"Hymn of the Big Wheel", by Massive Attack.
Today's question is: do you really need to buy the 2012 remixed/remastered version of Massive Attack's "Blue Lines"? I haven't heard the 2012 release, but listening to the original CD, from 1991, I can't say that I can find, with the passage of 21 years, any particular deficiency or negative legacy in the original. In fact, I would happily say it still sounds as vital, as fresh as a daisy, as it ever did.
On the other hand, if you don't already own "Blue Lines" in some form, there is only one answer: grab a copy with your Ears Pinned Back.

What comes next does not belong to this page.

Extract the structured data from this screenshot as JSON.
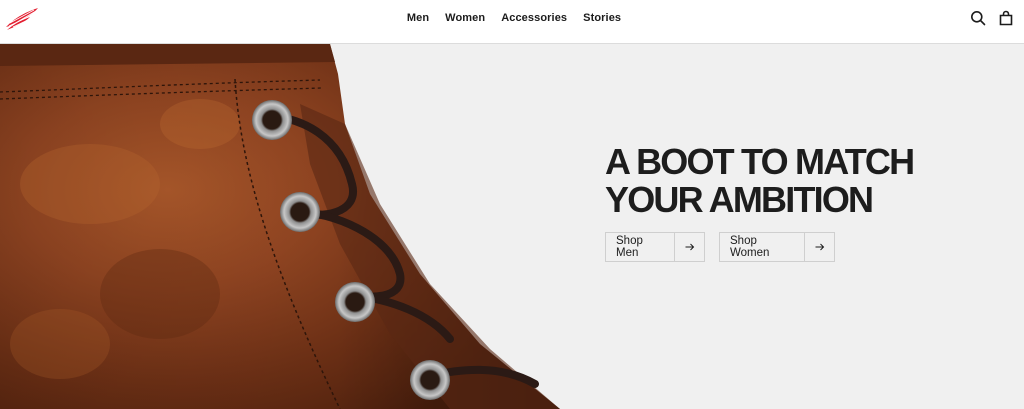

Impossible, it is (as Yoda might have said), to single out any one track from what must be one of the most solidly excellent albums of recent years. But today we are going with the closing number. For a reason. Possibly an entirely spurious reason, but a reason nonetheless.
Listening this morning, with slightly more open ears than usual (holidays, after you have been on them for long enough, will do that to you), I was struck by the similarity, in one of the synth lines, between this song and Suicide's "Dream Baby Dream", which is, as you already know, one of my favourite songs. Neneh Cherry is responsible for the backing vocals on "Hymn of the Big Wheel", and also (I now discover) co-wrote the song. There is, as you also already know, a previous connection between Massive Attack and Neneh Cherry: Robert "3D" Del Naja co-wrote "Manchild" (which happens to be another of my favourite songs). All of this elaborate joining of the dots leads us to: last year's unexpected and surprising (and entirely successful) cover by Cherry, with jazz collective The Thing, of "Dream Baby Dream".
Which is a long way from Massive Attack, admittedly, but I suspect they would approve.
Big wheels within big wheels, indeed.